The report says while available data suggest child stunting is still declining slowly in the region from 34.8 per cent, in 2015 to 32.4 in 2020, nearly one third of children are still stunted, or too short for their age, indicating chronic under-nutrition.
Climate change is also set to push an additional 78 million people globally into hunger by 2030.
The report says food security is under assault on multiple fronts that include worsening conflicts, weather extremes associated with global climate change and economic and health challenges associated with Covid-19 pandemic.
The long term effect of Covid-19 pandemic, it says, is that 30 million more people will be undernourished.
The report shows that the proportion of undernourished in the population was 32.2 per cent between 2000 and 2002 while between 2005 and 2007, the proportion was 26.1 per cent.
The proportion of undernourished in the population between 2011 and 2013 was 24.9 per cent while in 2018 and 2020, the proportion was 24.8 per cent.
The global hunger index is a tool for comprehensively measuring and tracking hunger at global, regional, and national levels over recent years and decades.
The scores are based on a formula that captures three dimensions of hunger-undernourishment, child under nutrition and child mortality using four indicators.
The indicators are undernourishment, child wasting, child stunting, and child mortality.
In 2021, data was assessed for 135 countries that met the criteria for inclusion in the global hunger index and the index was calculated for 116 of those countries based on data from 2016 to 2020.
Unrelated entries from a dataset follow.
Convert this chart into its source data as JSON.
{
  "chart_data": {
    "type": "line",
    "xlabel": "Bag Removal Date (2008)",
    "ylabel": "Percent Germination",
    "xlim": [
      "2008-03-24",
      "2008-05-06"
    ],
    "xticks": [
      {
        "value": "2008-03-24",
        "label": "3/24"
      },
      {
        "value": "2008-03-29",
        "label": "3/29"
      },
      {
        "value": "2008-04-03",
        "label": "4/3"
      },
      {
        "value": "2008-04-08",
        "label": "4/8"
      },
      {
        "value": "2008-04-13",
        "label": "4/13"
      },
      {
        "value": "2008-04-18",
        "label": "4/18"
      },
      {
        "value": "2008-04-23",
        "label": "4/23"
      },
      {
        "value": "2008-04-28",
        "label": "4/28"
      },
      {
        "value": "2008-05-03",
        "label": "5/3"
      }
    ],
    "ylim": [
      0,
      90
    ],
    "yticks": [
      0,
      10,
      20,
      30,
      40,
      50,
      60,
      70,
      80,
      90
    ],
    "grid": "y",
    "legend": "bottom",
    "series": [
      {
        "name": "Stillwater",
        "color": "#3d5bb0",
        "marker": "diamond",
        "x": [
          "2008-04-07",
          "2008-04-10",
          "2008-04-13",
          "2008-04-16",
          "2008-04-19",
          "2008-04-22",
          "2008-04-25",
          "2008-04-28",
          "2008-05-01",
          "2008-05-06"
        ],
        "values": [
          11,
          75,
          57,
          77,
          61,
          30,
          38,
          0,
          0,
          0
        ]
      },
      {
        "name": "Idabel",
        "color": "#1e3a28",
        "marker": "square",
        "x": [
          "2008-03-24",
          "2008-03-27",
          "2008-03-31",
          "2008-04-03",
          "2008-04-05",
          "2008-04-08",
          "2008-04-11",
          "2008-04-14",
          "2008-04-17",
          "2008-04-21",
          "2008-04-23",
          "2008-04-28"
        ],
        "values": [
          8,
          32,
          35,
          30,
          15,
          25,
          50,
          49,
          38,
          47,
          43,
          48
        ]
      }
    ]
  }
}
The data used to calculate the global hunger index came from published UN sources such as FAO, WHO, UNICEF, Interagency Group for Child Mortality Estimation, the World Bank and Demographic Health Surveys.
Of the 135 countries assessed, 19 did not have sufficient data to allow for calculation of global hunger index 2021.
The report calls for enhancing resilient food systems to address the impacts of conflict and climate change as well as strengthening inclusive, locally-led initiatives.
The report also calls for flexible, need-based, cross-sectoral and multiyear planning and financing as well as changing the food systems.